Dear Bathroom Scale,
You lie.
How could I have gained 5 pounds overnight?
I was pretty good yesterday. I stayed within my Weight Watchers point allotment.
Mostly.
I just really needed something soft and comforting to help me recover from the pain and expense of a brand new crown (not on my head, in my mouth). I had no idea that delicious strawberry shake would cost me 18 (18!) points. But after that I tried really hard to be good. Even though I poured White Cheddar Popcorn Seasoning directly on my tongue while watching TV just to get the taste of cheese. It was only 2 calories per 1/4 teaspoon.
Mr. Scale, if you can't come up with a better number, you're going to have to go.

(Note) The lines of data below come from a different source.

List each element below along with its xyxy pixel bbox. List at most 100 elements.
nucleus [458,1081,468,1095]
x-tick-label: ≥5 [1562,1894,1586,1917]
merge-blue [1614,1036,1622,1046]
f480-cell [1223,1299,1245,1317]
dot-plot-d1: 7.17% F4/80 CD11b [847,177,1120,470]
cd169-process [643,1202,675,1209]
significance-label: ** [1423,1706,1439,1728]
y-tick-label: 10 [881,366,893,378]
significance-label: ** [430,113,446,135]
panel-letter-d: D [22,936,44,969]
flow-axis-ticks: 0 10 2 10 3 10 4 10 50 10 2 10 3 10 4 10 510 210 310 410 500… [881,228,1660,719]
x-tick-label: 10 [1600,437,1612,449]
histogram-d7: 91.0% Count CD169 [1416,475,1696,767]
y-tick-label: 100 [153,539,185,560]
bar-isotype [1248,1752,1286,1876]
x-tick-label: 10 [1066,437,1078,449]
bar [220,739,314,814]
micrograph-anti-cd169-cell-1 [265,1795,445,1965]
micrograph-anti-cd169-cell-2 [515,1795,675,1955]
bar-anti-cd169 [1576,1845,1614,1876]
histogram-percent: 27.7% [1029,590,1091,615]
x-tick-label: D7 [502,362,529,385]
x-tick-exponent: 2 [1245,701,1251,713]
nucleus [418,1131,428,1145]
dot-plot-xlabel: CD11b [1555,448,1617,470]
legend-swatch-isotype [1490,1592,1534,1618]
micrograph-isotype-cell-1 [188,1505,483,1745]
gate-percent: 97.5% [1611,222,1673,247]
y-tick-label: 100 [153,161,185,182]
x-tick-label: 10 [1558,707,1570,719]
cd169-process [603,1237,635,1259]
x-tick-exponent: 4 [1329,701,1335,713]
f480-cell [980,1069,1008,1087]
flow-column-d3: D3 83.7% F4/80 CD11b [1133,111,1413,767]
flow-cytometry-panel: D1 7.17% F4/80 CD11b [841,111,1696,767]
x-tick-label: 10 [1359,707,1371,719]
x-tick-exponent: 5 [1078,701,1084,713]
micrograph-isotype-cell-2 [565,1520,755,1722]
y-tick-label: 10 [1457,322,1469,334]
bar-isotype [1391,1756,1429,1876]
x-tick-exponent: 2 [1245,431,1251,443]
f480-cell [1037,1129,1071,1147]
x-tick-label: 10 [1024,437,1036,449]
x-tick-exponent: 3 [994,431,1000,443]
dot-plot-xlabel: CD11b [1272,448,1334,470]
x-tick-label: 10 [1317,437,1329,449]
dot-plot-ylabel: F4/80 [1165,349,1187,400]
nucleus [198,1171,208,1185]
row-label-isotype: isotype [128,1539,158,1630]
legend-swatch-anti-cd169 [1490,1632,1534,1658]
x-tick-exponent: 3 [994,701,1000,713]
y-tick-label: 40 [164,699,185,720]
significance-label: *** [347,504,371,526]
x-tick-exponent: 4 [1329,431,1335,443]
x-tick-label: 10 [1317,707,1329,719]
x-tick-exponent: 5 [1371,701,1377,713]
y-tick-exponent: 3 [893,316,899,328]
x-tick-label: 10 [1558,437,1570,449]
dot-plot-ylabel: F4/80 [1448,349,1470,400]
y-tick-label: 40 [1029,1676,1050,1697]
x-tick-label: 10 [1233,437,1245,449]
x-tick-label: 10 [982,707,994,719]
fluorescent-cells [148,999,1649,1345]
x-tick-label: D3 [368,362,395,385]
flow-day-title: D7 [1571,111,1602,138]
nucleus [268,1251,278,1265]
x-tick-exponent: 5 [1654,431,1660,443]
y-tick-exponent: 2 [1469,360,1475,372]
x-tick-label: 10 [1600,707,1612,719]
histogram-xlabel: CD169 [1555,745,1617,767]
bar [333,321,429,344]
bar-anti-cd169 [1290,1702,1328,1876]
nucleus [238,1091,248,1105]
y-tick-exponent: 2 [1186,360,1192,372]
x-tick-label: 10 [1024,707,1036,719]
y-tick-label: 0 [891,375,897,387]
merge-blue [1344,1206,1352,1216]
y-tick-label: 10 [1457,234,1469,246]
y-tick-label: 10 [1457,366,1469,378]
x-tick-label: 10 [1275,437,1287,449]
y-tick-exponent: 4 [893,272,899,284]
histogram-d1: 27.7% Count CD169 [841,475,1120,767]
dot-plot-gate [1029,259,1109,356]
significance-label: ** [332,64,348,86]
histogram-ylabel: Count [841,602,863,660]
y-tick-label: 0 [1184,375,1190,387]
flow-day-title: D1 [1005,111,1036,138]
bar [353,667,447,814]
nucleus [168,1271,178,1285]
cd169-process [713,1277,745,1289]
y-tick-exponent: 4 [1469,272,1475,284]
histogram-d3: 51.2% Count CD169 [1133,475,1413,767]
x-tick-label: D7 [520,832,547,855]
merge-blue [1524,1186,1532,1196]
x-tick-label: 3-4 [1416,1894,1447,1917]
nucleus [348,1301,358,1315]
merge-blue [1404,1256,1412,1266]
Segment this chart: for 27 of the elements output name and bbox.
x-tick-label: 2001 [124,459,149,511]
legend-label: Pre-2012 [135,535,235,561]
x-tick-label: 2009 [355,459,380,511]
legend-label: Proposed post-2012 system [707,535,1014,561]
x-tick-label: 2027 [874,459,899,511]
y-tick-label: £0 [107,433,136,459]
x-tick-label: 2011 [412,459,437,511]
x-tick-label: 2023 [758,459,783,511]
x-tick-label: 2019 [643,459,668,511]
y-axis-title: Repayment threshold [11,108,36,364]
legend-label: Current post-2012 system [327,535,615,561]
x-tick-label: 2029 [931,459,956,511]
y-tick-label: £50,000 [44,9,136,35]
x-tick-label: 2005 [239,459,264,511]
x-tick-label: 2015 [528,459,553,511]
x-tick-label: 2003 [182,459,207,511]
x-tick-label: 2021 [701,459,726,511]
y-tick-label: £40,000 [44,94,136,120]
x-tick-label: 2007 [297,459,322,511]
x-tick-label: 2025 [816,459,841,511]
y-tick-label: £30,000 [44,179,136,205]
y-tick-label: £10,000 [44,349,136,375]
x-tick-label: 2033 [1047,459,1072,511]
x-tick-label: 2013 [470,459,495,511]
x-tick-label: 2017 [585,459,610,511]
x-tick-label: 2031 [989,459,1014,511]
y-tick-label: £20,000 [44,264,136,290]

Fine, I'll scoot you to the left a little and see if that changes things. How 'bout to the right? What if I pick you up and then put you back down again and see if things are different? How about I weigh myself 4 different times? I promise I'll count the second lowest number you give me, just to be fair.
Come on!
There we go! I knew I didn't gain overnight. Oh look, I lost a couple ounces. If I lean back.
Thank you for your cooperation,
Ruth
6 comments:
HAHAHA Ruth....I know exactly how you feel and those scales truly have a mind of their own, don't they! I enjoy your posts. We will be seeing Keralyn next week in Idaho:)
I. Love. You.
Cracks me up, we have so all been there. I hope you're weighing yourself naked though, it always turns out better that way. I refuse to weight myself with clothes on or anytime after eating breakfast. :)
Blame it on the fact that you're milking...maybe you just produced some whole milk in the night and it weighs a little more??!
Lol! I do hate scales. I do. Every last one of them lies to me so I try lying to them... doesn't really work that way. (btw - my word verification is "blutter")
Ruth, this is one of the funniest things I've read in a while.
I miss you! Definitely need to make time for a visit.